Research on clustering and discrimination of stock data and text data

All points in the figures are labeled with different colors and categories for each stock (e.g., "Kweichow Moutai," "Laobaigan Liquor," "China Merchants Bank," etc.). Overall, tSNE preserves local structure well, resulting in clearer separations between clusters, but may introduce some noise. SPCA and UMAP have more concentrated cluster distributions after dimensionality reduction, with relatively clear boundaries, making them suitable for scenarios requiring better interpretation of large-scale features. Although PCA preserves the principal components of the data, its clustering performance seems inferior to the other three methods.

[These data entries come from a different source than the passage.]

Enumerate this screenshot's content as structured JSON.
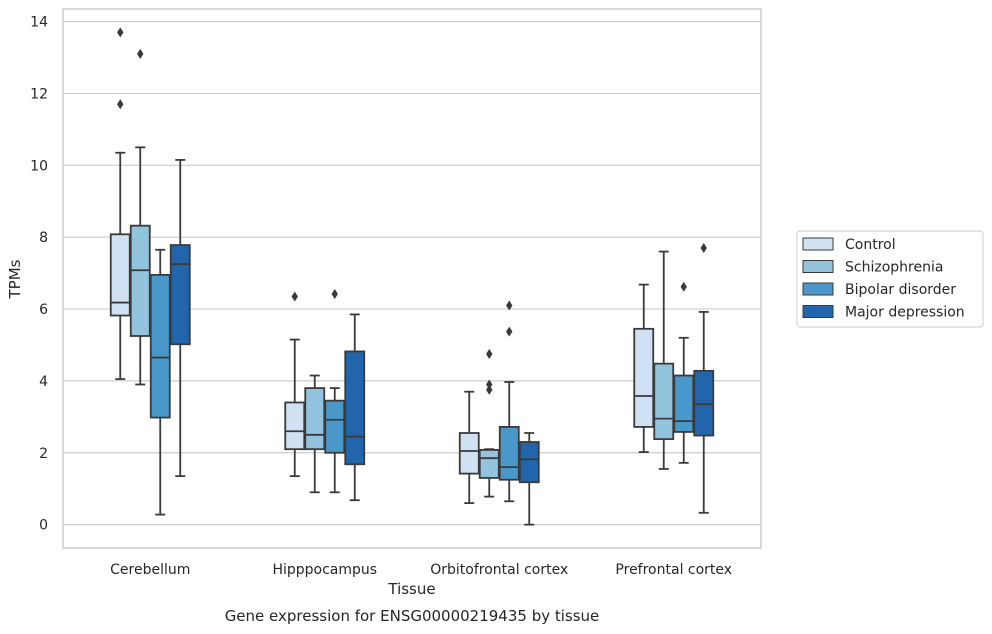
{
  "chart_data": {
    "type": "box",
    "title": "",
    "caption": "Gene expression for ENSG00000219435 by tissue",
    "xlabel": "Tissue",
    "ylabel": "TPMs",
    "ylim": [
      -0.65,
      14.35
    ],
    "yticks": [
      0,
      2,
      4,
      6,
      8,
      10,
      12,
      14
    ],
    "grid": "horizontal",
    "legend_position": "right",
    "categories": [
      "Cerebellum",
      "Hipppocampus",
      "Orbitofrontal cortex",
      "Prefrontal cortex"
    ],
    "series": [
      {
        "name": "Control",
        "color": "#cfe1f2",
        "boxes": [
          {
            "whislo": 4.05,
            "q1": 5.82,
            "med": 6.18,
            "q3": 8.08,
            "whishi": 10.35,
            "fliers": [
              11.7,
              13.7
            ]
          },
          {
            "whislo": 1.35,
            "q1": 2.1,
            "med": 2.6,
            "q3": 3.4,
            "whishi": 5.15,
            "fliers": [
              6.35
            ]
          },
          {
            "whislo": 0.6,
            "q1": 1.42,
            "med": 2.05,
            "q3": 2.55,
            "whishi": 3.7,
            "fliers": []
          },
          {
            "whislo": 2.02,
            "q1": 2.72,
            "med": 3.58,
            "q3": 5.45,
            "whishi": 6.68,
            "fliers": []
          }
        ]
      },
      {
        "name": "Schizophrenia",
        "color": "#93c4de",
        "boxes": [
          {
            "whislo": 3.9,
            "q1": 5.25,
            "med": 7.08,
            "q3": 8.32,
            "whishi": 10.5,
            "fliers": [
              13.1
            ]
          },
          {
            "whislo": 0.9,
            "q1": 2.1,
            "med": 2.5,
            "q3": 3.8,
            "whishi": 4.15,
            "fliers": []
          },
          {
            "whislo": 0.78,
            "q1": 1.3,
            "med": 1.85,
            "q3": 2.08,
            "whishi": 2.1,
            "fliers": [
              3.75,
              3.9,
              4.75
            ]
          },
          {
            "whislo": 1.55,
            "q1": 2.38,
            "med": 2.95,
            "q3": 4.48,
            "whishi": 7.6,
            "fliers": []
          }
        ]
      },
      {
        "name": "Bipolar disorder",
        "color": "#4a98c9",
        "boxes": [
          {
            "whislo": 0.28,
            "q1": 2.98,
            "med": 4.65,
            "q3": 6.95,
            "whishi": 7.65,
            "fliers": []
          },
          {
            "whislo": 0.9,
            "q1": 2.0,
            "med": 2.92,
            "q3": 3.45,
            "whishi": 3.8,
            "fliers": [
              6.42
            ]
          },
          {
            "whislo": 0.65,
            "q1": 1.25,
            "med": 1.6,
            "q3": 2.72,
            "whishi": 3.97,
            "fliers": [
              5.37,
              6.1
            ]
          },
          {
            "whislo": 1.72,
            "q1": 2.58,
            "med": 2.88,
            "q3": 4.15,
            "whishi": 5.2,
            "fliers": [
              6.62
            ]
          }
        ]
      },
      {
        "name": "Major depression",
        "color": "#2166ac",
        "boxes": [
          {
            "whislo": 1.35,
            "q1": 5.02,
            "med": 7.25,
            "q3": 7.78,
            "whishi": 10.15,
            "fliers": []
          },
          {
            "whislo": 0.68,
            "q1": 1.68,
            "med": 2.45,
            "q3": 4.82,
            "whishi": 5.85,
            "fliers": []
          },
          {
            "whislo": 0.0,
            "q1": 1.18,
            "med": 1.82,
            "q3": 2.3,
            "whishi": 2.55,
            "fliers": []
          },
          {
            "whislo": 0.33,
            "q1": 2.48,
            "med": 3.35,
            "q3": 4.28,
            "whishi": 5.92,
            "fliers": [
              7.7
            ]
          }
        ]
      }
    ]
  }
}
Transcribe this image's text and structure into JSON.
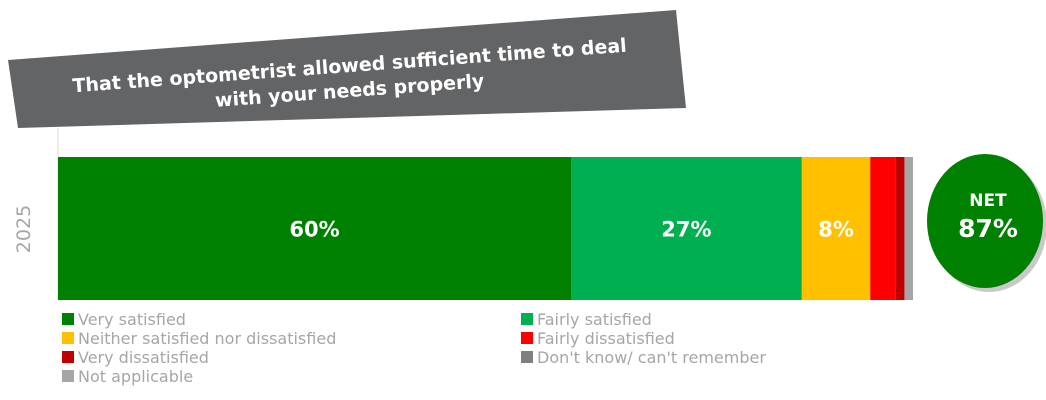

The classification performance of the original data was very poor. Directly using SVM improved the performance, but it was far from sufficient. Sparse principal component analysis (SPCA) effectively extracted key features during the dimensionality reduction process, further improving classification accuracy. Particle swarm optimization (PSO) was used to optimize the SVM parameters, significantly improving the model's classification performance. While preserving local data features, t-SNE combined with PSO and SVM achieved the best classification results, achieving an accuracy of 74.07%, significantly exceeding the other methods.

[Picture]

A document term frequency matrix (DTM) was created, and the number of occurrences of each word in each document was obtained. The code was used to extract the top eight most frequent terms in each document and construct a new matrix to reduce data sparsity while retaining important features. A text model was trained using the word2vec method, with the input data being the text file named corpus_E.txt. The model's word embedding dimension was 1024, and the number of iterations was 100. The predict function was used to find the top 20 words with the closest lexical connections and record their embedding vectors. The top 20 words of the same topic were grouped together.

Sparse principal component analysis (SPCA) was used to reduce the dimensionality of the two methods. The reduced data was then clustered using the K-means method, dividing the documents into several subgroups. It is not difficult to see that the data was more easily clustered using the embedding vectors.

Without any parameter optimization, the SVM classification performance was poor, with an accuracy of 0. After introducing PSO, the accuracy improved to 55.56%. Optimizing the SVM model parameters through PSO improved model performance to some extent, but the ability to represent data features was still limited. The word embeddings generated using Word2Vec captured the semantic information of the words, and after dimensionality reduction using SPCA, the SVM model achieved 100% classification accuracy. Choosing the right feature representation method and model optimization techniques is crucial for improving classification and clustering accuracy.

[Picture]